Now he wanted this. Her. And not just her, but a life with her, a life he’d never, ever imagined having or even wanting. A life he still could bear to think about only in vague images: a house somewhere, a kitchen with sunlight and a bowl of fruit on the table. A child toddling towards him and loving arms slipping around his waist.

Even those images felt impossibly remote, like fuzzy photographs of another planet. A place he’d never been, and wasn’t sure he could go.

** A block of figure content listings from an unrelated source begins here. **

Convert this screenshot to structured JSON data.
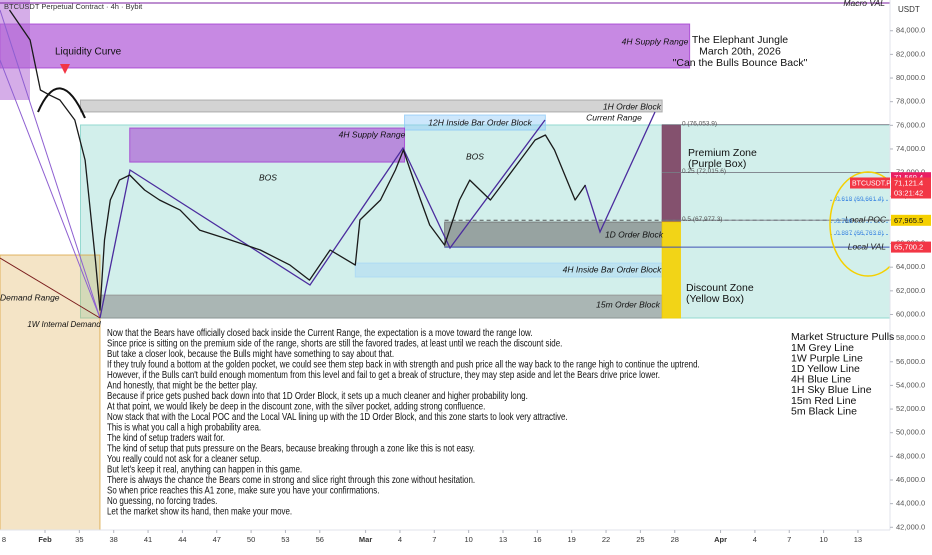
{
  "chart_data": {
    "type": "line",
    "title": "BTCUSDT Perpetual Contract · 4h · Bybit",
    "currency": "USDT",
    "color": "#1a1a1a",
    "x": [
      28.9,
      30.7,
      31.6,
      32.4,
      33.3,
      34.6,
      35.5,
      36.4,
      36.8,
      37.2,
      37.7,
      38.5,
      39.4,
      40.7,
      42.0,
      43.8,
      45.5,
      48.2,
      50.8,
      53.4,
      55.1,
      56.9,
      59.1,
      59.5,
      61.3,
      62.6,
      63.3,
      63.9,
      64.8,
      65.6,
      66.9,
      68.2,
      69.1,
      70.9,
      72.2,
      73.5,
      74.8,
      75.7,
      76.5,
      77.4,
      78.3,
      79.2
    ],
    "values": [
      85750,
      83220,
      78990,
      78560,
      78140,
      76450,
      73060,
      64600,
      60370,
      66300,
      69680,
      71370,
      71800,
      70530,
      69680,
      68830,
      67140,
      66300,
      65450,
      64180,
      62910,
      65450,
      64180,
      67990,
      69680,
      72220,
      73910,
      72220,
      69680,
      67570,
      65870,
      69680,
      71370,
      69680,
      71370,
      73060,
      74760,
      75180,
      73910,
      71800,
      69680,
      70950
    ],
    "xlim": [
      28.07,
      105.8
    ],
    "ylim": [
      41770,
      86600
    ],
    "xticks": [
      {
        "value": 28,
        "label": "8"
      },
      {
        "value": 32,
        "label": "Feb"
      },
      35,
      38,
      41,
      44,
      47,
      50,
      53,
      56,
      {
        "value": 60,
        "label": "Mar"
      },
      {
        "value": 63,
        "label": "4"
      },
      {
        "value": 66,
        "label": "7"
      },
      {
        "value": 69,
        "label": "10"
      },
      {
        "value": 72,
        "label": "13"
      },
      {
        "value": 75,
        "label": "16"
      },
      {
        "value": 78,
        "label": "19"
      },
      {
        "value": 81,
        "label": "22"
      },
      {
        "value": 84,
        "label": "25"
      },
      {
        "value": 87,
        "label": "28"
      },
      {
        "value": 91,
        "label": "Apr"
      },
      {
        "value": 94,
        "label": "4"
      },
      {
        "value": 97,
        "label": "7"
      },
      {
        "value": 100,
        "label": "10"
      },
      {
        "value": 103,
        "label": "13"
      }
    ],
    "yticks": [
      {
        "value": 42000,
        "label": "42,000.0"
      },
      {
        "value": 44000,
        "label": "44,000.0"
      },
      {
        "value": 46000,
        "label": "46,000.0"
      },
      {
        "value": 48000,
        "label": "48,000.0"
      },
      {
        "value": 50000,
        "label": "50,000.0"
      },
      {
        "value": 52000,
        "label": "52,000.0"
      },
      {
        "value": 54000,
        "label": "54,000.0"
      },
      {
        "value": 56000,
        "label": "56,000.0"
      },
      {
        "value": 58000,
        "label": "58,000.0"
      },
      {
        "value": 60000,
        "label": "60,000.0"
      },
      {
        "value": 62000,
        "label": "62,000.0"
      },
      {
        "value": 64000,
        "label": "64,000.0"
      },
      {
        "value": 66000,
        "label": "66,000.0"
      },
      {
        "value": 68000,
        "label": "68,000.0"
      },
      {
        "value": 70000,
        "label": "70,000.0"
      },
      {
        "value": 72000,
        "label": "72,000.0"
      },
      {
        "value": 74000,
        "label": "74,000.0"
      },
      {
        "value": 76000,
        "label": "76,000.0"
      },
      {
        "value": 78000,
        "label": "78,000.0"
      },
      {
        "value": 80000,
        "label": "80,000.0"
      },
      {
        "value": 82000,
        "label": "82,000.0"
      },
      {
        "value": 84000,
        "label": "84,000.0"
      }
    ],
    "zones": [
      {
        "label": "4H Supply Range",
        "x": [
          28.07,
          88.3
        ],
        "y": [
          80850,
          84570
        ],
        "color": "#a23bd0"
      },
      {
        "label": "1H Order Block",
        "x": [
          35.1,
          85.9
        ],
        "y": [
          77130,
          78140
        ],
        "color": "#9e9e9e"
      },
      {
        "label": "Current Range",
        "x": [
          35.1,
          105.8
        ],
        "y": [
          59700,
          76030
        ],
        "color": "#7fd1c7"
      },
      {
        "label": "12H Inside Bar Order Block",
        "x": [
          63.4,
          75.7
        ],
        "y": [
          75600,
          76870
        ],
        "color": "#90caf9"
      },
      {
        "label": "4H Supply Range",
        "x": [
          39.4,
          63.4
        ],
        "y": [
          72890,
          75770
        ],
        "color": "#a23bd0"
      },
      {
        "label": "1D Order Block",
        "x": [
          66.9,
          85.9
        ],
        "y": [
          65700,
          67820
        ],
        "color": "#707070"
      },
      {
        "label": "4H Inside Bar Order Block",
        "x": [
          59.1,
          85.9
        ],
        "y": [
          63170,
          64350
        ],
        "color": "#a9d8f5"
      },
      {
        "label": "15m Order Block",
        "x": [
          36.8,
          85.9
        ],
        "y": [
          59700,
          61640
        ],
        "color": "#8f8f8f"
      },
      {
        "label": "Premium Zone",
        "sublabel": "(Purple Box)",
        "x": [
          85.9,
          87.5
        ],
        "y": [
          67820,
          76030
        ],
        "color": "#7b3f61"
      },
      {
        "label": "Discount Zone",
        "sublabel": "(Yellow Box)",
        "x": [
          85.9,
          87.5
        ],
        "y": [
          59700,
          67820
        ],
        "color": "#f5d000"
      },
      {
        "label": "Demand Range",
        "x": [
          28.07,
          36.8
        ],
        "y": [
          41770,
          65030
        ],
        "color": "#d9a441"
      }
    ],
    "levels": [
      {
        "label": "Macro VAL",
        "value": 86350,
        "color": "#7b1fa2"
      },
      {
        "label": "Local POC",
        "value": 67965.5,
        "color": "#555555"
      },
      {
        "label": "Local VAL",
        "value": 65700.2,
        "color": "#3f51b5"
      }
    ],
    "fib": [
      {
        "label": "0 (76,053.9)",
        "value": 76053.9
      },
      {
        "label": "0.25 (72,015.6)",
        "value": 72015.6
      },
      {
        "label": "0.5 (67,977.3)",
        "value": 67977.3
      },
      {
        "label": "0.618 (69,661.4)",
        "value": 69661.4
      },
      {
        "label": "0.786",
        "value": 67800
      },
      {
        "label": "0.887 (66,763.6)",
        "value": 66763.6
      }
    ],
    "price_labels": [
      {
        "value": 71569.4,
        "label": "71,569.4",
        "color": "#e91e63"
      },
      {
        "value": 71121.4,
        "label": "71,121.4",
        "color": "#f23645"
      },
      {
        "value": 67965.5,
        "label": "67,965.5",
        "color": "#f5d000"
      },
      {
        "value": 65700.2,
        "label": "65,700.2",
        "color": "#f23645"
      }
    ],
    "symbol": "BTCUSDT.P",
    "countdown": "03:21:42",
    "annotations": [
      "Liquidity Curve",
      "BOS",
      "BOS",
      "1W Internal Demand"
    ],
    "header_text": [
      "The Elephant Jungle",
      "March 20th, 2026",
      "\"Can the Bulls Bounce Back\""
    ],
    "commentary": [
      "Now that the Bears have officially closed back inside the Current Range, the expectation is a move toward the range low.",
      "Since price is sitting on the premium side of the range, shorts are still the favored trades, at least until we reach the discount side.",
      "But take a closer look, because the Bulls might have something to say about that.",
      "If they truly found a bottom at the golden pocket, we could see them step back in with strength and push price all the way back to the range high to continue the uptrend.",
      "However, if the Bulls can't build enough momentum from this level and fail to get a break of structure, they may step aside and let the Bears drive price lower.",
      "And honestly, that might be the better play.",
      "Because if price gets pushed back down into that 1D Order Block, it sets up a much cleaner and higher probability long.",
      "At that point, we would likely be deep in the discount zone, with the silver pocket, adding strong confluence.",
      "Now stack that with the Local POC and the Local VAL lining up with the 1D Order Block, and this zone starts to look very attractive.",
      "This is what you call a high probability area.",
      "The kind of setup traders wait for.",
      "The kind of setup that puts pressure on the Bears, because breaking through a zone like this is not easy.",
      "You really could not ask for a cleaner setup.",
      "But let's keep it real, anything can happen in this game.",
      "There is always the chance the Bears come in strong and slice right through this zone without hesitation.",
      "So when price reaches this A1 zone, make sure you have your confirmations.",
      "No guessing, no forcing trades.",
      "Let the market show its hand, then make your move."
    ],
    "legend": {
      "title": "Market Structure Pulls",
      "items": [
        "1M Grey Line",
        "1W Purple Line",
        "1D Yellow Line",
        "4H Blue Line",
        "1H Sky Blue Line",
        "15m Red Line",
        "5m Black Line"
      ]
    }
  }
}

A place he wasn’t sure he should go.

‘Angelo?’ Lucia turned to him with a smile, although he saw the worry clouding her eyes. Always the worry, the fear. He felt it too.

‘I should take you back home,’ he said. ‘I need to get back to work.’

‘I see.’

And she probably did see, all too much. He hadn’t meant it as a brush-off precisely, but it served as one. It was time to get back to the reason why he’d come back to Sicily at all. It was time to focus on what really mattered.

They didn’t speak as he drove her back to Caltarione. As soon as they hit the narrow, dusty streets of the village that time itself seemed to have forgotten he felt himself tense. Resist. He hated this place, hated the memories that came up inside him like the clouds of dust on the road, obscuring everything.